2.4. A Convenção de Roma de 1980 sobre a lei aplicável a obrigações contratuais

A Convenção de Roma, ratificada pela França, substituiu as regras nacionais de Direito Internacional Privado dos Estados-Partes. Estipula o art. 4.º da Convenção de Roma:

"Article 4 - Applicable law in the absence of choice

(1) To the extent that the law applicable to the contract has not been chosen in accordance with article 3, the contract shall be governed by the law of the country with which it is most closely connected. (…)
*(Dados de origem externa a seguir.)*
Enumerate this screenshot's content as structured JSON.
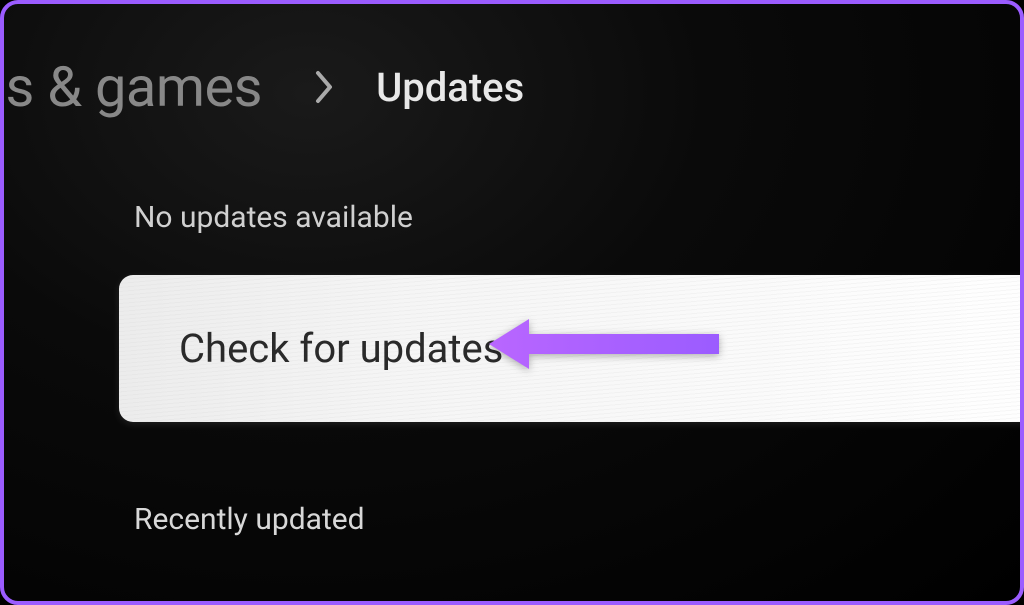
{
  "breadcrumb": {
    "parent": "os & games",
    "current": "Updates"
  },
  "status": {
    "message": "No updates available"
  },
  "actions": {
    "check_updates_label": "Check for updates"
  },
  "sections": {
    "recently_updated_header": "Recently updated"
  },
  "colors": {
    "accent": "#9b5cff",
    "annotation": "#a855f7"
  }
}
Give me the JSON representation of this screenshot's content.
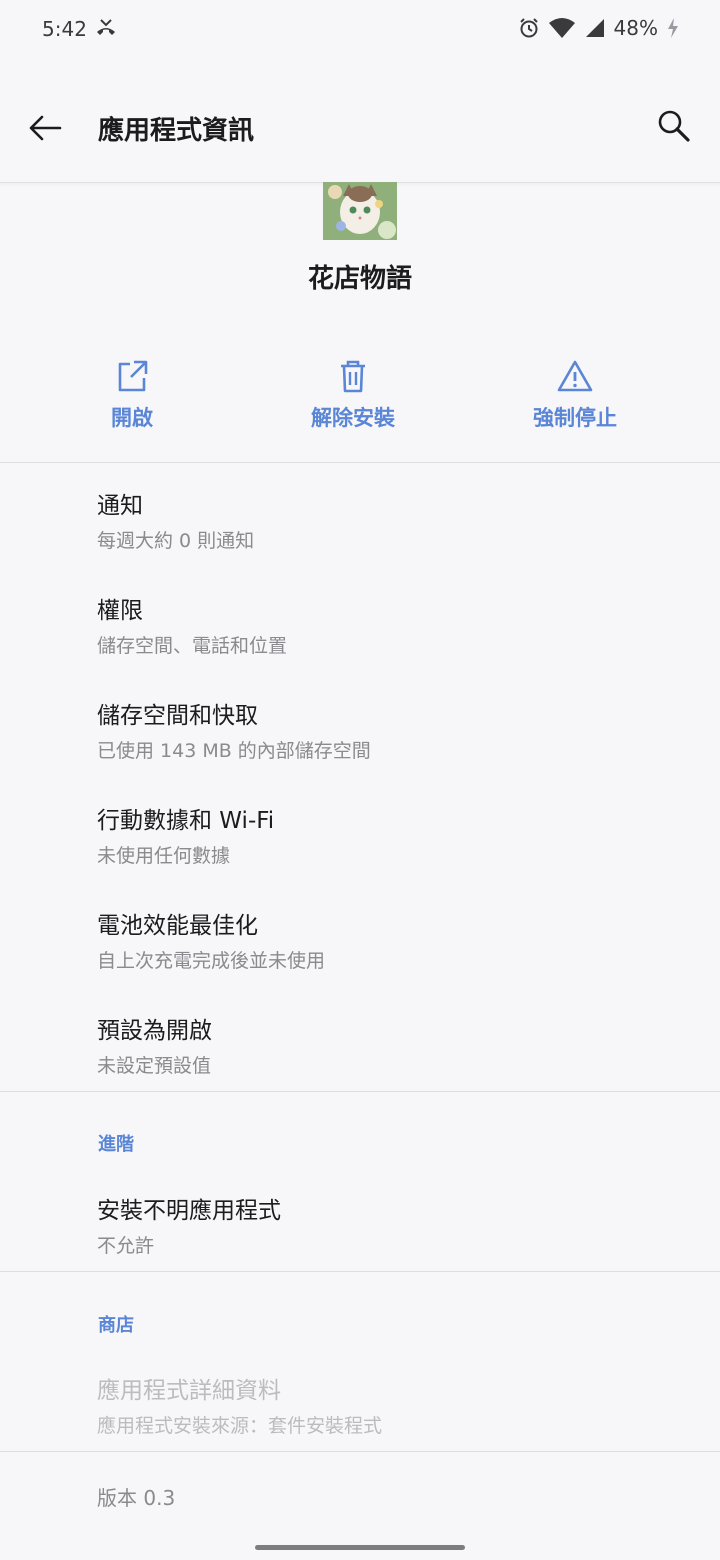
{
  "status_bar": {
    "time": "5:42",
    "battery": "48%"
  },
  "header": {
    "title": "應用程式資訊"
  },
  "app": {
    "name": "花店物語"
  },
  "actions": [
    {
      "label": "開啟",
      "icon": "open-external-icon"
    },
    {
      "label": "解除安裝",
      "icon": "trash-icon"
    },
    {
      "label": "強制停止",
      "icon": "warning-icon"
    }
  ],
  "settings": [
    {
      "title": "通知",
      "subtitle": "每週大約 0 則通知"
    },
    {
      "title": "權限",
      "subtitle": "儲存空間、電話和位置"
    },
    {
      "title": "儲存空間和快取",
      "subtitle": "已使用 143 MB 的內部儲存空間"
    },
    {
      "title": "行動數據和 Wi-Fi",
      "subtitle": "未使用任何數據"
    },
    {
      "title": "電池效能最佳化",
      "subtitle": "自上次充電完成後並未使用"
    },
    {
      "title": "預設為開啟",
      "subtitle": "未設定預設值"
    }
  ],
  "advanced": {
    "header": "進階",
    "item": {
      "title": "安裝不明應用程式",
      "subtitle": "不允許"
    }
  },
  "store": {
    "header": "商店",
    "item": {
      "title": "應用程式詳細資料",
      "subtitle": "應用程式安裝來源：套件安裝程式"
    }
  },
  "version": "版本 0.3",
  "colors": {
    "accent": "#5b86d6",
    "background": "#f7f7f9"
  }
}
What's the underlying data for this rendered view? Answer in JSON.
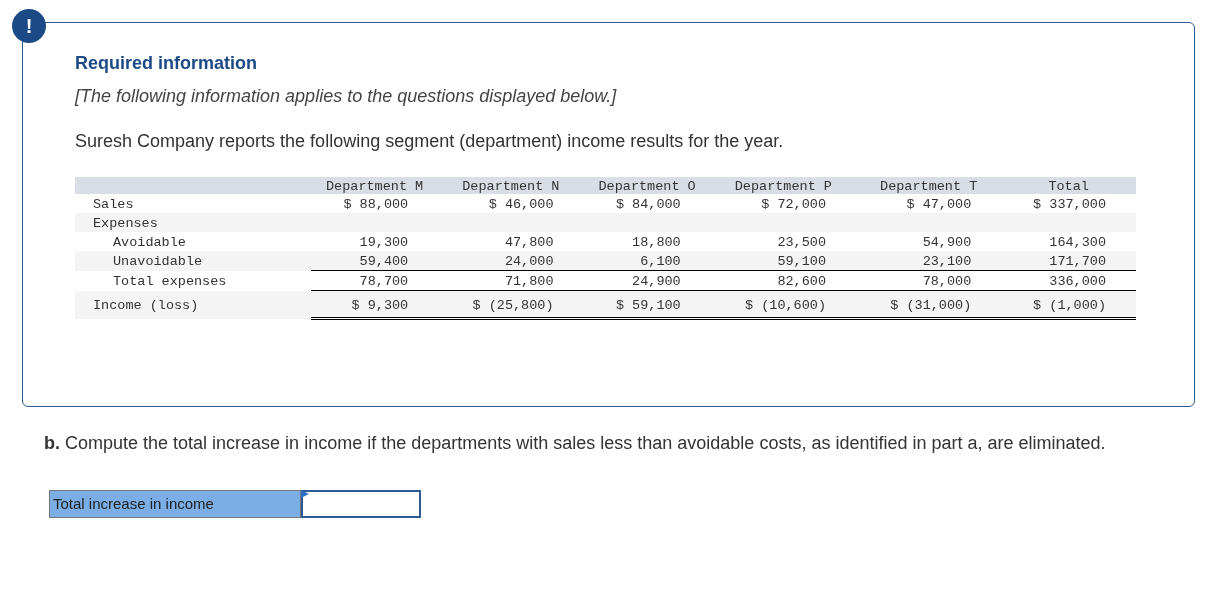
{
  "notice": {
    "badge": "!",
    "title": "Required information",
    "subtitle": "[The following information applies to the questions displayed below.]",
    "intro": "Suresh Company reports the following segment (department) income results for the year."
  },
  "table": {
    "columns": [
      "Department M",
      "Department N",
      "Department O",
      "Department P",
      "Department T",
      "Total"
    ],
    "rows": [
      {
        "label": "Sales",
        "kind": "amount",
        "values": [
          "$ 88,000",
          "$ 46,000",
          "$ 84,000",
          "$ 72,000",
          "$ 47,000",
          "$ 337,000"
        ]
      },
      {
        "label": "Expenses",
        "kind": "section",
        "children": [
          {
            "label": "Avoidable",
            "kind": "amount",
            "values": [
              "19,300",
              "47,800",
              "18,800",
              "23,500",
              "54,900",
              "164,300"
            ]
          },
          {
            "label": "Unavoidable",
            "kind": "amount",
            "values": [
              "59,400",
              "24,000",
              "6,100",
              "59,100",
              "23,100",
              "171,700"
            ]
          },
          {
            "label": "Total expenses",
            "kind": "total",
            "values": [
              "78,700",
              "71,800",
              "24,900",
              "82,600",
              "78,000",
              "336,000"
            ]
          }
        ]
      },
      {
        "label": "Income (loss)",
        "kind": "net",
        "values": [
          "$ 9,300",
          "$ (25,800)",
          "$ 59,100",
          "$ (10,600)",
          "$ (31,000)",
          "$ (1,000)"
        ]
      }
    ]
  },
  "question": "**b.** Compute the total increase in income if the departments with sales less than avoidable costs, as identified in part a, are eliminated.",
  "answer": {
    "label": "Total increase in income"
  }
}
(2) Subject to the provisions of paragraph 5 of this Article, it shall be presumed that the contract is most closely connected with the country where the party who is to effect the performance which is characteristic of the contract has, at the time of conclusion of the contract, his habitual residence, or, in the case of a body corporate or unincorporate, its central administration. (...) "

O critério da prestação mais característica aponta, no caso presente de venda, para a tradição do bem. Nesta situação, o país de laços mais estreitos com a relação jurídica é a Venezuela, local da sede da empresa vendedora da mercadoria.

2.5. A Convenção do México de 1995 sobre a lei aplicável aos contratos internacionais

A Convenção assinada na Cidade do México em 1995 e ratificada pela Venezuela, prevê em seu art. 9.º, que na ausência de escolha, o direito aplicável pelo árbitro será:

"Article 9 – If the parties have not selected the applicable law, or if their selection proves ineffective, the contract shall be governed by the law of the State with which it has the closest ties.

The Court will take into account all objective and subjective elements of the contract to determine the law of the State with which it has the closest ties. It shall also take into account the general principles of international commercial law recognized by international organizations. (…)"

A sobredita convenção, também unificadora do Direito Internacional Privado, adotou o critério dos laços mais estreitos, baseando-se em parâmetros de razoabilidade. Na espécie, os laços mais estreitos são a do Estado de domicílio do vendedor, pois a relação de compra e venda (salvo consumo) foca-se na prestação do vendedor.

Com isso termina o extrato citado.